PLATTSBURGH, NY __ Three cases of pertussis have been confirmed at the State University of New York College at Plattsburgh, and college officials are taking precautions to prevent the spread of the disease. 

Dr. Kathleen Camelo, director of the Center for Student Health and Psychological Services, said pertussis is a bacterial infection of the respiratory tract. "The disease is contagious and can spread from an infected person via direct or airborne contact with respiratory droplets or by direct contact with oral secretions such as kissing, sharing lip gloss, cigarettes or food utensils.  At this point, all known contacts of the confirmed cases have been treated." 

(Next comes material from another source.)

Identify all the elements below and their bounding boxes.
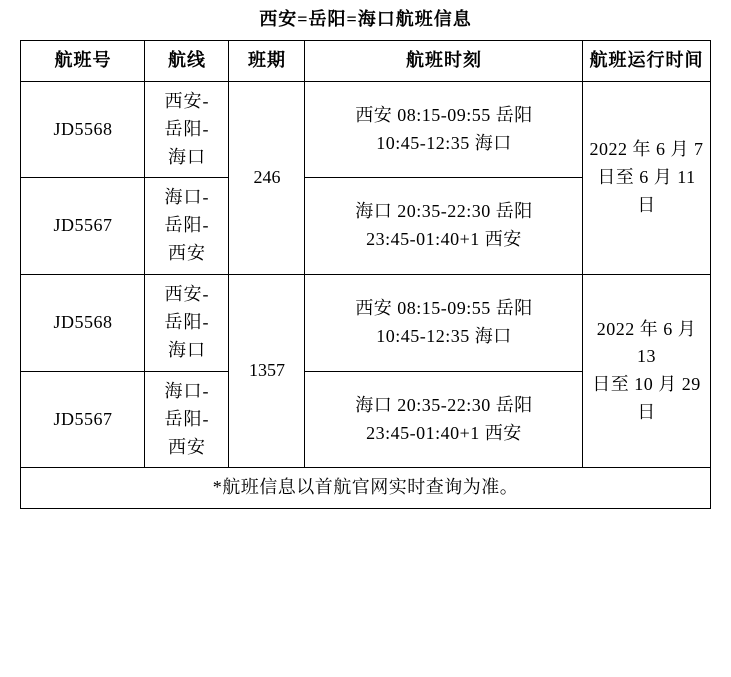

Pertussis can be a very serious disease, particularly for infants less than one year of age or the elderly. Petussis starts with cold symptoms and a cough that becomes much worse over a one to two-week period and may last for months. Symptoms usually include a long series of coughs (coughing fits) that may be followed by a whooping noise, vomiting, turning blue or difficulty catching breath.

Older children, adults and very young infants may not develop the characteristic whooping noise associated with the disease. There is generally only a slight fever, and the cough is often worse at night. Cough medicines usually do not help alleviate the cough. 

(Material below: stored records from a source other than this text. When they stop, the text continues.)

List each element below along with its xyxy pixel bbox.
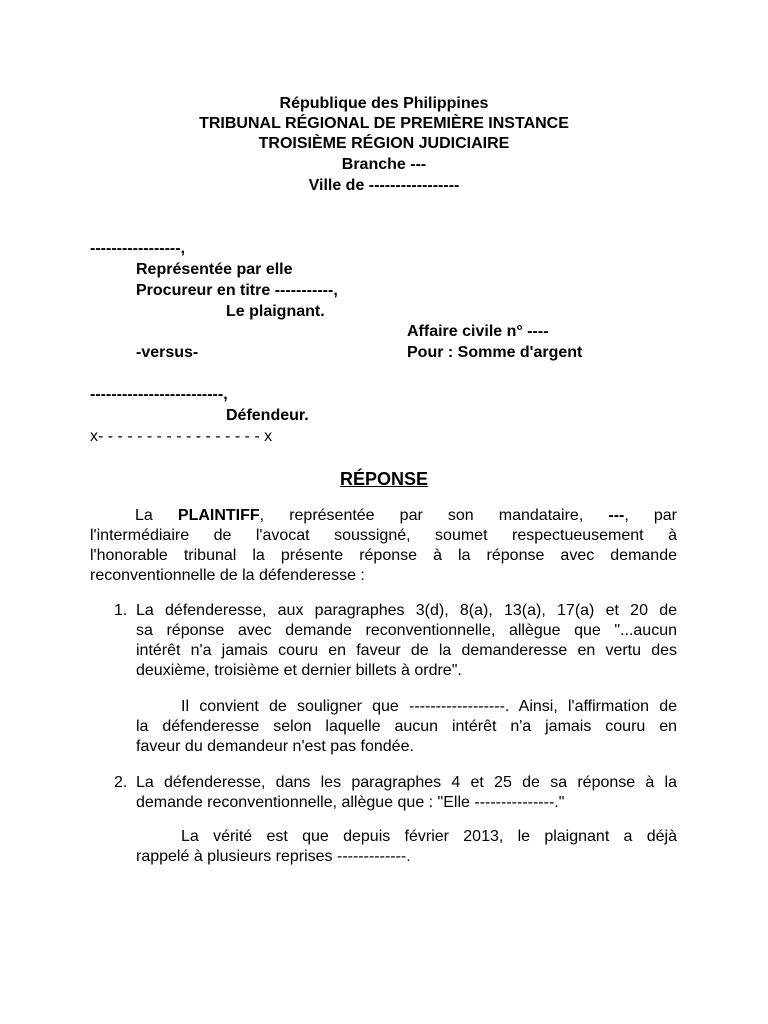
item-1-sub-line-2: la défenderesse selon laquelle aucun intérêt n'a jamais couru en xyxy=(136,718,677,735)
case-number: Affaire civile n° ---- xyxy=(407,323,549,340)
header-country: République des Philippines xyxy=(279,95,489,112)
item-1-paragraph xyxy=(136,601,677,681)
plaintiff-attorney: Procureur en titre -----------, xyxy=(136,282,338,299)
document-title: RÉPONSE xyxy=(339,469,429,489)
defendant-name: -------------------------, xyxy=(90,386,228,403)
intro-paragraph xyxy=(90,506,677,586)
intro-line-2: l'intermédiaire de l'avocat soussigné, soumet respectueusement à xyxy=(90,527,677,544)
intro-line-4: reconventionnelle de la défenderesse : xyxy=(90,567,365,584)
header-court: TRIBUNAL RÉGIONAL DE PREMIÈRE INSTANCE xyxy=(199,115,569,132)
plaintiff-role: Le plaignant. xyxy=(226,303,325,320)
case-for: Pour : Somme d'argent xyxy=(407,344,583,361)
item-number: 1. xyxy=(114,602,128,619)
item-1-sub-line-1: Il convient de souligner que ------------------. Ainsi, l'affirmation de xyxy=(181,698,677,715)
intro-line-3: l'honorable tribunal la présente réponse à la réponse avec demande xyxy=(90,547,677,564)
item-2-line-2: demande reconventionnelle, allègue que : "Elle ---------------." xyxy=(136,794,565,811)
item-2-line-1: La défenderesse, dans les paragraphes 4 et 25 de sa réponse à la xyxy=(136,774,677,791)
plaintiff-represented: Représentée par elle xyxy=(136,261,293,278)
item-number: 2. xyxy=(114,774,128,791)
intro-line-1: La PLAINTIFF, représentée par son mandataire, ---, par xyxy=(135,507,678,524)
header-region: TROISIÈME RÉGION JUDICIAIRE xyxy=(258,135,510,152)
versus-label: -versus- xyxy=(136,344,199,361)
item-1-line-4: deuxième, troisième et dernier billets à ordre". xyxy=(136,662,462,679)
defendant-role: Défendeur. xyxy=(226,407,309,424)
header-branch: Branche --- xyxy=(341,156,427,173)
item-1-line-2: sa réponse avec demande reconventionnelle, allègue que "...aucun xyxy=(136,622,677,639)
item-1-line-1: La défenderesse, aux paragraphes 3(d), 8(a), 13(a), 17(a) et 20 de xyxy=(136,602,677,619)
item-2-sub-line-2: rappelé à plusieurs reprises -------------. xyxy=(136,848,411,865)
caption-separator: x- - - - - - - - - - - - - - - - - x xyxy=(90,428,273,445)
item-1-line-3: intérêt n'a jamais couru en faveur de la demanderesse en vertu des xyxy=(136,642,677,659)
item-2-paragraph xyxy=(136,773,677,813)
plaintiff-name: -----------------, xyxy=(90,240,186,257)
item-1-sub-line-3: faveur du demandeur n'est pas fondée. xyxy=(136,738,414,755)
item-2-subparagraph xyxy=(136,827,677,867)
header-city: Ville de ----------------- xyxy=(308,177,460,194)
item-1-subparagraph xyxy=(136,697,677,757)
item-2-sub-line-1: La vérité est que depuis février 2013, le plaignant a déjà xyxy=(181,828,677,845)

Camelo is urging students, faculty and staff who may have a cough lasting two weeks or longer, or believe they may have been in close contact with someone diagnosed with pertussis to contact the Center for Student Health and Psychological Services at 564-2187 or their personal medical provider.

"We are treating those individuals who might have come in contact with an individual who has the disease and are working closely with the Clinton County Health Department to prevent further cases on campus," said Camelo.

Springfest to go on

After a discussion with officials at the Clinton County Health Department concerning the risks for exposure to pertussis, college officials have decided to continue with plans for Saturday's Springfest at the Field House.

"There is less of a risk for pertussis at Springfest than there is for the flu or the common cold," said Camelo. "We would encourage attendees to practice proper respiratory etiquette at the outdoor concert. That includes covering your nose and mouth with a tissue or your arm when coughing or sneezing, washing your hands and not sharing food utensils, cups and cigarettes."

The gates for Springfest will open at 1 p.m. The bands will perform throughout the afternoon and evening at the site located at the lacrosse field next to the Field House on Rugar Street.